Of course, parents aren't the only ones that have a hard time concentrating. Kids, teenagers, and even babies don't focus well in certain environments. According to the International Communication Association and a report from WebMD, babies and kids ages eight months to eight years who are exposed to large amounts of background TV are at a disadvantage. Their mental tasks are often interrupted by the background sights and sounds, and this, in turn, can lead to language and academic problems.
As I wrote last week, teenagers who allow social technology like Facebook and texting to interrupt them during study time are likely to get lower grades than those who don't. Checking Facebook even just one time per fifteen minutes will likely result in lower grades. (See Facebook: Friend or Foe? by the American Psychological Association.)

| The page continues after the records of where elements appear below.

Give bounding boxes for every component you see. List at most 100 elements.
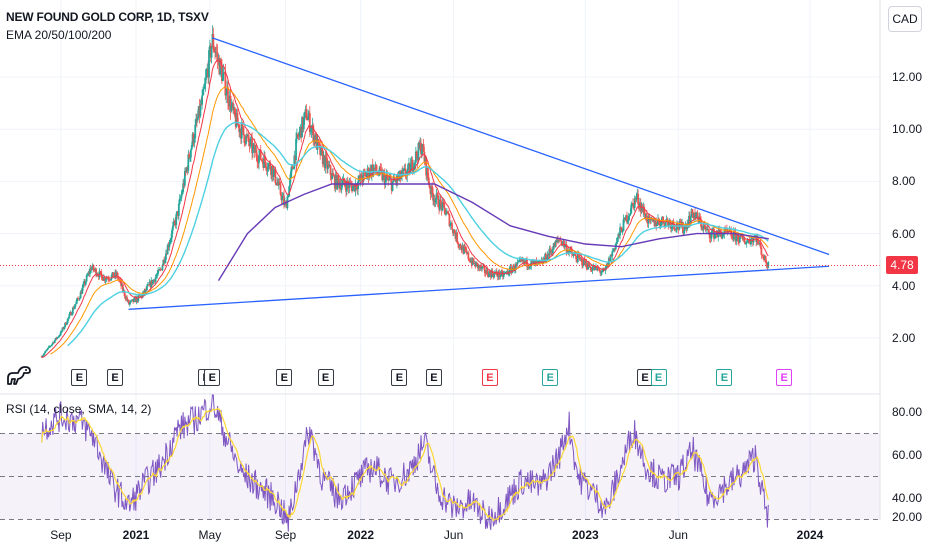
earnings-marker[interactable]: E bbox=[542, 369, 559, 386]
earnings-marker[interactable]: E bbox=[71, 369, 88, 386]
ema-lines bbox=[41, 59, 769, 358]
candle-body bbox=[666, 219, 669, 221]
candle-body bbox=[59, 335, 61, 336]
candle-body bbox=[535, 260, 538, 263]
candle-body bbox=[320, 146, 323, 151]
candle-body bbox=[82, 284, 85, 288]
rsi-legend[interactable]: RSI (14, close, SMA, 14, 2) bbox=[6, 402, 152, 416]
candle-body bbox=[45, 350, 48, 352]
candle-body bbox=[621, 231, 624, 233]
candle-body bbox=[744, 242, 746, 245]
candle-body bbox=[372, 167, 375, 175]
candle-body bbox=[120, 280, 123, 287]
candle-body bbox=[158, 269, 160, 271]
currency-button[interactable]: CAD bbox=[888, 6, 922, 32]
candle-body bbox=[631, 203, 634, 205]
candle-body bbox=[316, 139, 319, 150]
candle-body bbox=[475, 262, 478, 267]
earnings-marker[interactable]: E bbox=[776, 369, 793, 386]
candle-body bbox=[401, 170, 403, 177]
rsi-tick-label: 60.00 bbox=[892, 448, 923, 462]
candle-body bbox=[138, 295, 141, 297]
candle-body bbox=[495, 271, 498, 276]
candle-body bbox=[213, 48, 216, 52]
candle-body bbox=[630, 204, 633, 214]
candle-body bbox=[64, 322, 66, 327]
earnings-marker[interactable]: E bbox=[204, 369, 221, 386]
candle-body bbox=[427, 177, 430, 185]
candle-body bbox=[420, 150, 423, 155]
candle-body bbox=[570, 250, 573, 255]
candle-body bbox=[75, 301, 78, 305]
earnings-marker[interactable]: E bbox=[391, 369, 408, 386]
candle-body bbox=[109, 279, 112, 281]
candle-body bbox=[133, 298, 135, 302]
earnings-marker[interactable]: E bbox=[276, 369, 293, 386]
candle-body bbox=[50, 345, 53, 347]
candle-body bbox=[574, 254, 577, 256]
time-tick-label: Sep bbox=[50, 528, 72, 542]
candle-body bbox=[627, 215, 630, 221]
candle-body bbox=[560, 240, 563, 245]
candle-body bbox=[448, 214, 451, 227]
candle-body bbox=[278, 182, 281, 185]
candle-body bbox=[516, 262, 519, 265]
time-tick-label: Jun bbox=[668, 528, 688, 542]
candle-body bbox=[56, 337, 59, 339]
earnings-marker[interactable]: E bbox=[425, 369, 442, 386]
price-tick-label: 10.00 bbox=[892, 122, 923, 137]
candle-body bbox=[577, 254, 580, 257]
candle-body bbox=[548, 248, 551, 256]
candle-body bbox=[731, 236, 733, 238]
candle-body bbox=[463, 247, 465, 254]
candle-body bbox=[287, 196, 290, 198]
candle-body bbox=[168, 243, 171, 248]
candle-body bbox=[710, 232, 713, 239]
candle-body bbox=[489, 271, 491, 274]
candle-body bbox=[333, 175, 335, 177]
candle-body bbox=[404, 168, 407, 176]
candle-body bbox=[59, 331, 62, 336]
time-tick-label: Sep bbox=[274, 528, 297, 542]
candle-body bbox=[190, 149, 192, 158]
candle-body bbox=[431, 185, 434, 193]
candle-body bbox=[476, 262, 478, 264]
candle-body bbox=[501, 271, 503, 273]
candle-body bbox=[219, 59, 222, 75]
price-tick-label: 8.00 bbox=[892, 174, 916, 189]
candle-body bbox=[459, 244, 462, 249]
candle-body bbox=[648, 215, 651, 218]
candle-body bbox=[456, 232, 459, 243]
candle-body bbox=[360, 174, 363, 181]
candle-body bbox=[298, 131, 301, 137]
candle-body bbox=[147, 284, 150, 286]
candle-body bbox=[702, 225, 705, 230]
candle-body bbox=[588, 262, 590, 267]
candle-body bbox=[616, 237, 619, 242]
candle-body bbox=[193, 138, 196, 144]
earnings-marker[interactable]: E bbox=[650, 369, 667, 386]
earnings-marker[interactable]: E bbox=[481, 369, 498, 386]
earnings-marker[interactable]: E bbox=[107, 369, 124, 386]
candle-body bbox=[245, 135, 247, 144]
candle-body bbox=[760, 247, 763, 255]
candle-body bbox=[599, 270, 602, 273]
candle-body bbox=[597, 268, 600, 270]
candle-body bbox=[200, 104, 203, 106]
earnings-marker[interactable]: E bbox=[716, 369, 733, 386]
candle-body bbox=[583, 259, 586, 265]
candle-body bbox=[377, 174, 380, 176]
candle-body bbox=[411, 159, 414, 171]
indicator-legend[interactable]: EMA 20/50/100/200 bbox=[6, 28, 112, 42]
candle-body bbox=[79, 291, 82, 299]
candle-body bbox=[660, 220, 663, 226]
candle-body bbox=[183, 171, 186, 186]
earnings-marker[interactable]: E bbox=[317, 369, 334, 386]
dino-logo-icon[interactable] bbox=[6, 364, 32, 391]
candle-body bbox=[279, 184, 282, 195]
candle-body bbox=[307, 117, 310, 120]
candle-body bbox=[620, 227, 622, 229]
candle-body bbox=[696, 212, 699, 218]
candle-body bbox=[743, 238, 746, 243]
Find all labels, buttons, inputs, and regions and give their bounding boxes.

Even kids' sleep can be interrupted. Blue lights from computers, TVs, wireless modems, and other gadgets can interfere with sleep (WebMD.com). TV can disturb preschoolers' sleep, depending on the timing and nature of the television program (CNN.com). And being "overwired" in general, through excessive use of video games, cell phones, and Internet use, can cause a child to lose a good night's sleep (Minneapolis Star Tribune).
There are many unanswered questions about how our use of technology interrupts our thought processes and tasks. Psychologists and other social scientists are constantly looking for answers. Regardless of what they discover, managing our family's screen time, background TV, and other distractions can be something very worthwhile to focus on.